EBD Software stores some special files for input and output of processing steps:

  • _imageNum.tif Count of pixles used for multi-temporal filtering
  • _imageSum.tif Summation of pixel values used for multi-temporal filtering
  • .dates Plain text file with dates for bands in the corresponding vrt file.
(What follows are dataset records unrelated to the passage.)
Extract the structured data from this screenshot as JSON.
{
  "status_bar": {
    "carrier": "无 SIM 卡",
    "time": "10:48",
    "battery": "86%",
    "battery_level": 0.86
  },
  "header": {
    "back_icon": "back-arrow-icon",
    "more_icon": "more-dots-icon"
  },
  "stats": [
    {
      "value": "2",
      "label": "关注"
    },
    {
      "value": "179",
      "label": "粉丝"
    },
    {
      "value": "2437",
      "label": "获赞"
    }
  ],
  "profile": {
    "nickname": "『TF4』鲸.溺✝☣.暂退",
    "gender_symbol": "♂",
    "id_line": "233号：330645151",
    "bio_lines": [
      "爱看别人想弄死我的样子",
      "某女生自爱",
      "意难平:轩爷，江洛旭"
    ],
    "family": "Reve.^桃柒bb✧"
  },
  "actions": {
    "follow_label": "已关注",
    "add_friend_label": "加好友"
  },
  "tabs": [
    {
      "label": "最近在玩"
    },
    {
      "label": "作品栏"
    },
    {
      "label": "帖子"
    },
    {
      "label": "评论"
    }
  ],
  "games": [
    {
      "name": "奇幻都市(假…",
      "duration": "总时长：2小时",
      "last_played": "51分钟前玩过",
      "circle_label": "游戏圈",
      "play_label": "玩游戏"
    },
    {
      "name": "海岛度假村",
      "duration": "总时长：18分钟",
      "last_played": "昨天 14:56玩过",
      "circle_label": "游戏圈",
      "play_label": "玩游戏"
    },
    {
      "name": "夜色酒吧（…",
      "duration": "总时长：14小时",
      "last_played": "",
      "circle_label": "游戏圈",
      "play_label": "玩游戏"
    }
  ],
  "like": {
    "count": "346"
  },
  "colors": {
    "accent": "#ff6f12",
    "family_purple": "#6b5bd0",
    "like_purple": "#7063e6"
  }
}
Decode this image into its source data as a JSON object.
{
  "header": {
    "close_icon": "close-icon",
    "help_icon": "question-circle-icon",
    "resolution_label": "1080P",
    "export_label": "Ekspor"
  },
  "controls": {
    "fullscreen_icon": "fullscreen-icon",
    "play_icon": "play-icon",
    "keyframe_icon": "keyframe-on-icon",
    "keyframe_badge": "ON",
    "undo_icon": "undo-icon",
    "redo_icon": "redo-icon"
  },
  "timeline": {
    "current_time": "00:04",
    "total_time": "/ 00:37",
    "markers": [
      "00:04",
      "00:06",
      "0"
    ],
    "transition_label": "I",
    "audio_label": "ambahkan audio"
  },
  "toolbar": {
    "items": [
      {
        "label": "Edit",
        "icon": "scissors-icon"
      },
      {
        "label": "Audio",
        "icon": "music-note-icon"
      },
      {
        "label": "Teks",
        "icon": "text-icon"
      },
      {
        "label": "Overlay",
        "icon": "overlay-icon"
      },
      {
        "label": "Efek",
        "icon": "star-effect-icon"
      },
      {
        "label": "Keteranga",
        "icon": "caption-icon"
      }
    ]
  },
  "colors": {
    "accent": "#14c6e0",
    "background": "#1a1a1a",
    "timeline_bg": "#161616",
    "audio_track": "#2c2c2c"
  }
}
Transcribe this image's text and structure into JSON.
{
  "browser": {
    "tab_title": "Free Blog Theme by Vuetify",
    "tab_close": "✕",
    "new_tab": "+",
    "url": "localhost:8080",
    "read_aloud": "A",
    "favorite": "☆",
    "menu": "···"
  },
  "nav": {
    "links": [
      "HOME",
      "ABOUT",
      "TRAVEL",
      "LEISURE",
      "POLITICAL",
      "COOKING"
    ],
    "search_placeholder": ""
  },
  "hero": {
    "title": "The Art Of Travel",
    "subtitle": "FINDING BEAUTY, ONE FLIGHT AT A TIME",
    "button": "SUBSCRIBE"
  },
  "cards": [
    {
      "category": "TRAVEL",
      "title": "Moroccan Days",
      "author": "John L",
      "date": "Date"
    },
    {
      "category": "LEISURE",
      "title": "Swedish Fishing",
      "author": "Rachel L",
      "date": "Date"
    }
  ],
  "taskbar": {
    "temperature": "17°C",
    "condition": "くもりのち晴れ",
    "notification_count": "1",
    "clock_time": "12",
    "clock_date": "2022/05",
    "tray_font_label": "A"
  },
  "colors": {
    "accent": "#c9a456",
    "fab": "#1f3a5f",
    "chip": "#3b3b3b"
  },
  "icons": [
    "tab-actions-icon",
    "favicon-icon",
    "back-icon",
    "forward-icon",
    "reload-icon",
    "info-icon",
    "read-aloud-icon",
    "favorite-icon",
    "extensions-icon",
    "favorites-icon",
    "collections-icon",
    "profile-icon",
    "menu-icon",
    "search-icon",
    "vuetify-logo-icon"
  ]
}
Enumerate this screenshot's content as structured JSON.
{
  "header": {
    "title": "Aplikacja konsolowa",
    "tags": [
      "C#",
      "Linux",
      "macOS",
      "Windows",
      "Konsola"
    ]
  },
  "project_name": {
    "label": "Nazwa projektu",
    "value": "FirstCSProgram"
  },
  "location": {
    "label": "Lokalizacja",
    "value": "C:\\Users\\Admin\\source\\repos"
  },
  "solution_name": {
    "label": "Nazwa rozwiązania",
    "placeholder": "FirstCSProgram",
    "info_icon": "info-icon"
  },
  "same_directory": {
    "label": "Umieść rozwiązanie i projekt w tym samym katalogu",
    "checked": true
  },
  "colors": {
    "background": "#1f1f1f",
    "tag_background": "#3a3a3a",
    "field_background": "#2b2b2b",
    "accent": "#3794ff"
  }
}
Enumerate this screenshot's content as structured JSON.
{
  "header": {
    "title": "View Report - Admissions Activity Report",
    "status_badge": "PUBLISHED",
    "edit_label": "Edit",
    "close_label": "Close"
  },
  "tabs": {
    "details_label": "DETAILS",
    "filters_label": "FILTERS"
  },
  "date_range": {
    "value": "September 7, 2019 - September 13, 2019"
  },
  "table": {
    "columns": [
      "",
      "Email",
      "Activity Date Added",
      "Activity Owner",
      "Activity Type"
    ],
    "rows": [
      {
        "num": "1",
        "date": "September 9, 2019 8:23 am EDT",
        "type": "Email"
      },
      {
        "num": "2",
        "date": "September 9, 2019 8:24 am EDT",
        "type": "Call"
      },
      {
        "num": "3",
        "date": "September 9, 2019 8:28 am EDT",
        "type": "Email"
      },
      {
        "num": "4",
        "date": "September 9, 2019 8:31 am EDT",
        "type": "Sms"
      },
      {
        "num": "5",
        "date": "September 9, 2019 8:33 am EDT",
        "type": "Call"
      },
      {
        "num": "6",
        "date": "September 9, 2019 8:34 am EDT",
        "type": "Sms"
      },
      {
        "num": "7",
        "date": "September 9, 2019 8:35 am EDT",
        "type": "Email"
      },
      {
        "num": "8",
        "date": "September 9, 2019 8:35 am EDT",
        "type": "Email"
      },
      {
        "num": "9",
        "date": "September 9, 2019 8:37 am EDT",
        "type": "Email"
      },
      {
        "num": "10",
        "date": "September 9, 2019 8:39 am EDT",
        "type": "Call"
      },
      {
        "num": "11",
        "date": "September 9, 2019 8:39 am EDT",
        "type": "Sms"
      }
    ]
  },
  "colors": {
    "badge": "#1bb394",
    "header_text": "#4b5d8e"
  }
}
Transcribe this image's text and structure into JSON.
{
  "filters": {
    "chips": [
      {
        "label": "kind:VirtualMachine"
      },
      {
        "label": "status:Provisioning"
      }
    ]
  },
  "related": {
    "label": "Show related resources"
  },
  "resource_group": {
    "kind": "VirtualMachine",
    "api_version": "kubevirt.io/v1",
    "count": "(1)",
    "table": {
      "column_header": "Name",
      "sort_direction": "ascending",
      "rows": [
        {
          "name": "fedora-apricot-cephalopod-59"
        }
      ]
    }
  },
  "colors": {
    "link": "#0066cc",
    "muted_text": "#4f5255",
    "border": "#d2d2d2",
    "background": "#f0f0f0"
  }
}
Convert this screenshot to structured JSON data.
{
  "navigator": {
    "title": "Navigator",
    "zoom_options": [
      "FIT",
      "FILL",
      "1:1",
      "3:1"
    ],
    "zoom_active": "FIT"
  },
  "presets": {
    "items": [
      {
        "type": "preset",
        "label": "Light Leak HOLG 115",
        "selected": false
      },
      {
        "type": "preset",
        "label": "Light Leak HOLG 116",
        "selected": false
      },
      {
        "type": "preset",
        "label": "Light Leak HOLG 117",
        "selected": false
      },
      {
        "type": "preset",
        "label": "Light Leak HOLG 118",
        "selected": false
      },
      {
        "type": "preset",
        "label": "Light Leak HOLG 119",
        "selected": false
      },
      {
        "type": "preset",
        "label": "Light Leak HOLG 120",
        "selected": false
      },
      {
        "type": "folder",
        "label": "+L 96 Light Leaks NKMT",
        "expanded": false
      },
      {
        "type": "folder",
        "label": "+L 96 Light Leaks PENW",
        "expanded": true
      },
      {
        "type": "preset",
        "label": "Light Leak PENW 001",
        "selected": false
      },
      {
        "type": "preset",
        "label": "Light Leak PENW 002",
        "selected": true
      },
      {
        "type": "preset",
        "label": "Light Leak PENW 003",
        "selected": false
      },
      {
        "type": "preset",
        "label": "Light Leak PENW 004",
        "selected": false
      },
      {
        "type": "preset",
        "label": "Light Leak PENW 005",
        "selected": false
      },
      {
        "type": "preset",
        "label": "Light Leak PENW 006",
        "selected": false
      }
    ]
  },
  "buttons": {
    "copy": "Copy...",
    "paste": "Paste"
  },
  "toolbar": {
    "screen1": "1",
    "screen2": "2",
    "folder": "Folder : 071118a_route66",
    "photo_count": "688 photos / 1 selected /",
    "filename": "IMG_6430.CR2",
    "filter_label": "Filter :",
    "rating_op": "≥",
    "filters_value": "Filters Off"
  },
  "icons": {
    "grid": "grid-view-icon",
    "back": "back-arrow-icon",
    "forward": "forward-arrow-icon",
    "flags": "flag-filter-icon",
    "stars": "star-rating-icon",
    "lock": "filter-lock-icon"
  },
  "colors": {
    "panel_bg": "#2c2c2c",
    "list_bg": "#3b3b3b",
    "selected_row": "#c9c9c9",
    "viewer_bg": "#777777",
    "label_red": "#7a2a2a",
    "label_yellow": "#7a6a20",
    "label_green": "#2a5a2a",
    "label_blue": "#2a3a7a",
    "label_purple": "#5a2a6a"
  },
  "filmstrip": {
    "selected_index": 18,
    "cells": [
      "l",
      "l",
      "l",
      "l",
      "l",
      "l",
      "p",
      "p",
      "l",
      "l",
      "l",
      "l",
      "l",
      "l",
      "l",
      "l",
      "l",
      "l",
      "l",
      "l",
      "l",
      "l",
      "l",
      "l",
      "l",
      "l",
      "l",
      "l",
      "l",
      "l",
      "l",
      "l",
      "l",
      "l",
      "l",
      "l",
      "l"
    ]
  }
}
Format: YYYYMMDD
  • EBD_RESULT_FILES Listing of files as output from the last EBD processing step, e.g. multi-temporal filtering
  • .log log file for SEPPO processing runs or other logs

SAR Data Types and Scaling Conventions

SAR backscatter data processed with the SEPPO Software are typically available with the following scaling conventions:

Backscatter data:

  • float32:
    • SAR power data
    • No data value: 0.
  • unsigned 16 bit (default for most SEPPO processing routines):
    • SAR amplitude data, linearly scaled digital numbers (DN)
      • dB = 20*log10(DN) - 83
      • power = DN^2 / 199526231
      • No data value 0
  • unsigned 8 bit:
    • dB = 0.15 * DN -31
    • No data value 0

Incidence angle data:

  • unsigned 8 bit:
    • radians = DN / 100

Layover/Shadow masks:

  • unsigned 8 bit (Gamma Remote Sensing convention):

    Value Effect Description
    0 NOT_TESTED No effect
    1 TESTED Neither layover nor shadow
    2 TRUE_LAYOVER Pixel were slope angle is greater than look angle
    4 LAYOVER Pixel in area affected by layover
    8 TRUE_SHADOW Pixel were opposite of slope angle is greater than look angle
    16 SHADOW Pixel in area affected by shadow